Morador fez flagrante de vaca na Praça da CTI, na região central — Foto: Arquivo Pessoal

Lei em Taubaté (SP) vai multar e cobrar ‘pátio’ por apreensão de vacas e cavalos em vias públicas

Uma lei em Taubaté vai multar o tutor e cobrar ‘pátio’ de animais de grande porte apreendidos na cidade. Segundo a legislação, a apreensão vai custar R$ 973 de multa, além de R$ 584 pela manutenção do animal no centro de zoonoses, cobrados a cada três dias de apreensão. De acordo com a prefeitura, em todo o ano de 2018 foram apreendidos 31 animais de grande porte em vias da cidade.

A lei é uma iniciativa da câmara e foi sancionada pela gestão no fim de junho, quando passou a valer. De acordo com o texto, a iniciativa é para educar a população sobre os riscos do trânsito de animais de grande porte, como vacas e cavalos, pelas vias da cidade. A regulamentação não prevê punição apenas para os tutores de animais ‘em fuga’, mas também a aqueles que estiverem ‘estacionados’ ou acompanhados do tutor em áreas de circulação pública.

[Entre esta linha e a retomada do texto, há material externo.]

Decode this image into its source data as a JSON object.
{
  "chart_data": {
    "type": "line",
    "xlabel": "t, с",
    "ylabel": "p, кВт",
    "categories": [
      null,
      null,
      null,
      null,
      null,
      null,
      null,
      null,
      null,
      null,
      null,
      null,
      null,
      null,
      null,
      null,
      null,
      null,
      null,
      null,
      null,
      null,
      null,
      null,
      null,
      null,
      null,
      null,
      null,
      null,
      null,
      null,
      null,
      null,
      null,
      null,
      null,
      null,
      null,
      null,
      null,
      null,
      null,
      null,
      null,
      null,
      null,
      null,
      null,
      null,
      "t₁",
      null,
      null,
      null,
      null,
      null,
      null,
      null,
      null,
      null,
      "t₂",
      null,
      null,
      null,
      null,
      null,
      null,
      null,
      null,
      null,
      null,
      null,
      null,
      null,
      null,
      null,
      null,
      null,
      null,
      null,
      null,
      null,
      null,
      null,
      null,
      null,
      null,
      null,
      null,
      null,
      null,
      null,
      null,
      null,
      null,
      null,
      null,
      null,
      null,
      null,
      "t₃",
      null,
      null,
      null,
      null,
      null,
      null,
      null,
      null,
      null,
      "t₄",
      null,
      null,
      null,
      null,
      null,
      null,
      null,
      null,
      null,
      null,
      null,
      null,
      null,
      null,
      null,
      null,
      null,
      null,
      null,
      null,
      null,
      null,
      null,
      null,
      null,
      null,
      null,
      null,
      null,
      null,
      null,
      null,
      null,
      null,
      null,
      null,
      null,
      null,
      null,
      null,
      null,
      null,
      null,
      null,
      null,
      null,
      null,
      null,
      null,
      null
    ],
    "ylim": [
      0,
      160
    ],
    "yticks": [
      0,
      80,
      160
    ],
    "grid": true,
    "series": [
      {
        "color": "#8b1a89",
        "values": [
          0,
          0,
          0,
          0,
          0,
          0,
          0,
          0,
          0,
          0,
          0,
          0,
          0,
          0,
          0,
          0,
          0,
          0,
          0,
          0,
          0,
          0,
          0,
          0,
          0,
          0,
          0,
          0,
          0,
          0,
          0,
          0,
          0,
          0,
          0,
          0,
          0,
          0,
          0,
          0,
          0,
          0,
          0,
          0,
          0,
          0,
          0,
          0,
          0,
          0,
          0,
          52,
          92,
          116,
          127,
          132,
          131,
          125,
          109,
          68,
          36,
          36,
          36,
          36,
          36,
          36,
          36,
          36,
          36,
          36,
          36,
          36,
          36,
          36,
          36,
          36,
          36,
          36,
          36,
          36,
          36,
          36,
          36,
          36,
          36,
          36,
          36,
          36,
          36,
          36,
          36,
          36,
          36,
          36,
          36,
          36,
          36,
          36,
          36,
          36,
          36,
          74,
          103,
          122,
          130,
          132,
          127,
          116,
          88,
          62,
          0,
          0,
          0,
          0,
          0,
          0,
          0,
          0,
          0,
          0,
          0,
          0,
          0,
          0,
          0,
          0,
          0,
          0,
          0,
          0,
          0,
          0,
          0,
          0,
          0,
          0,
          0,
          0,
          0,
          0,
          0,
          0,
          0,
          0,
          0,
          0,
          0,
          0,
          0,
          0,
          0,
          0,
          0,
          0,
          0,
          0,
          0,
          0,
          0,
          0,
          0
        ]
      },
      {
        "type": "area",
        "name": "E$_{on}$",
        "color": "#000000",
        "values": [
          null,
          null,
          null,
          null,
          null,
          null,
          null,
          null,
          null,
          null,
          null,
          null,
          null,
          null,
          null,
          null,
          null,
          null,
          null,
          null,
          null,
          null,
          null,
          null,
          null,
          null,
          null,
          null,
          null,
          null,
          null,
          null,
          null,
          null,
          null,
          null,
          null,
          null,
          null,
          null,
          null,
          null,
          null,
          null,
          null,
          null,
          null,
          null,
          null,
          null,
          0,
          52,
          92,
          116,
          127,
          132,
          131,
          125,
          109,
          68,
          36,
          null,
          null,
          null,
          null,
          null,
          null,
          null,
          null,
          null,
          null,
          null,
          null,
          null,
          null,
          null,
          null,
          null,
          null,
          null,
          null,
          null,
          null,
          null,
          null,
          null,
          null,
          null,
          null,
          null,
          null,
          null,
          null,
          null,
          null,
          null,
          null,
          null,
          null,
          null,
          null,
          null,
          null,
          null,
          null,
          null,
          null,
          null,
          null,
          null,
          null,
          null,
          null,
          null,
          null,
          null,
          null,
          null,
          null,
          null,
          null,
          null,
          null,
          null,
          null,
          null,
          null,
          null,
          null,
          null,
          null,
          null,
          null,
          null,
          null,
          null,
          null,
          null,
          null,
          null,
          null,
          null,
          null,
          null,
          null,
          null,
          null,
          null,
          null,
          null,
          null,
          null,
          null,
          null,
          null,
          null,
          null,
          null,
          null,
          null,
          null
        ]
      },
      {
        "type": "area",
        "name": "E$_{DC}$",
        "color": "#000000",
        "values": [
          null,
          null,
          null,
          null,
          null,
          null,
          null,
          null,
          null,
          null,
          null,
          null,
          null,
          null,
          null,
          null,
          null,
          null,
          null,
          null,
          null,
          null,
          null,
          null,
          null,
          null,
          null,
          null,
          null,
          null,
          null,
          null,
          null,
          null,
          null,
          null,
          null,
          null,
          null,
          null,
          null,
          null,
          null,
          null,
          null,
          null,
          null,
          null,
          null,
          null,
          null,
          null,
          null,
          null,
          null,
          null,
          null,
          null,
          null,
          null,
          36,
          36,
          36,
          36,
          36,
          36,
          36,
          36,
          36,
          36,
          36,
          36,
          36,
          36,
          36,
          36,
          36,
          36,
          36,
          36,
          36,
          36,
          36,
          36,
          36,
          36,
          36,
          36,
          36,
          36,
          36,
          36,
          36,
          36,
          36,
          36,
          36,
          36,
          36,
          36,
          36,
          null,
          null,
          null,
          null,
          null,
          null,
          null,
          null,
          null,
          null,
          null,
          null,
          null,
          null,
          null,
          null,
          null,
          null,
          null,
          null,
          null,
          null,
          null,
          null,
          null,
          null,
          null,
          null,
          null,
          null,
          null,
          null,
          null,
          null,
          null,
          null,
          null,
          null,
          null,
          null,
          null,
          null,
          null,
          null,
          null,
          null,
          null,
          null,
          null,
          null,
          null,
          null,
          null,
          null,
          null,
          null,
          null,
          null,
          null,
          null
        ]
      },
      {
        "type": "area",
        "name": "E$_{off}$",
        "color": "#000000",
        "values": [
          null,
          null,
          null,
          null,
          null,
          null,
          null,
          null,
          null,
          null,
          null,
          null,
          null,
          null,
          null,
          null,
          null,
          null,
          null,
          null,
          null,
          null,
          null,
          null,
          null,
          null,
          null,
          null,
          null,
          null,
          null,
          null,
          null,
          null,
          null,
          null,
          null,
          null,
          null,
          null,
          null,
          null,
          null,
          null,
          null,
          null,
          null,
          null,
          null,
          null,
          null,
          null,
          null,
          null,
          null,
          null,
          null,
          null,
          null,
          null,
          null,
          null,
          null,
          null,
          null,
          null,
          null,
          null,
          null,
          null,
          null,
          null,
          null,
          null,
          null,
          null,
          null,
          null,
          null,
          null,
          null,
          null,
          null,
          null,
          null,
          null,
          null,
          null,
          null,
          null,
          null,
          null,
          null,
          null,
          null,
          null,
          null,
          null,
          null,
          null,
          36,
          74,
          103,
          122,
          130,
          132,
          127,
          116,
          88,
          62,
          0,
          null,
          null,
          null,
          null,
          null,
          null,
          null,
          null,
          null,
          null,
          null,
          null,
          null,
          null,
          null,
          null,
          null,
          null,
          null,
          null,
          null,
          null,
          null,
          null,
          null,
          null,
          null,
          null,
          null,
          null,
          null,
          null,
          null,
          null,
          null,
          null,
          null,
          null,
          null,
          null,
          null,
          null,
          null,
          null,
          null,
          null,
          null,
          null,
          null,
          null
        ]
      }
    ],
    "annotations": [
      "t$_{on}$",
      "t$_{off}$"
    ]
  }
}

Entre os flagrantes já feitos na cidade, uma vaca parou o trânsito próximo ao shopping — Foto: Reprodução/TV Vanguarda
Entre os flagrantes já feitos na cidade, uma vaca parou o trânsito próximo ao shopping — Foto: Reprodução/TV Vanguarda

São considerados animais de grande porte vacas, cavalos, touros e similares. De acordo com o Centro de Controle de Zoonoses (CCZ) em todo o ano de 2018 foram apreendidos 31 animais desse tipo em vias da cidade. Em 2019, desde o início do ano, foram feitas nove apreensões.

Uma delas foi na praça da CTI, região central da cidade, no dia 23 de junho, quando uma vaca estava solta no local. A presença desse tipo de animal próximo a vias públicas de grande circulação é um risco para o animal, o pedestre e para o trânsito, podendo gerar acidentes.

Com a lei, quando o animal for encontrado, ele será levado para o CCZ e o tutor vai ter que apresentar um documento de registro para a retirada e pagar R$ 973,35 em multa, além de R$ 584 pela estadia do animal, cobrado a cada três dias de permanência no espaço.

A prefeitura alerta que quando esse tipo de animal for visto, o morador deve acionar a gestão pelo 156, informando primeiro a Secretaria de Mobilidade Urbana, para que faça a intervenção necessária no trânsito e depois a zoonose, para que dê destino ao animal.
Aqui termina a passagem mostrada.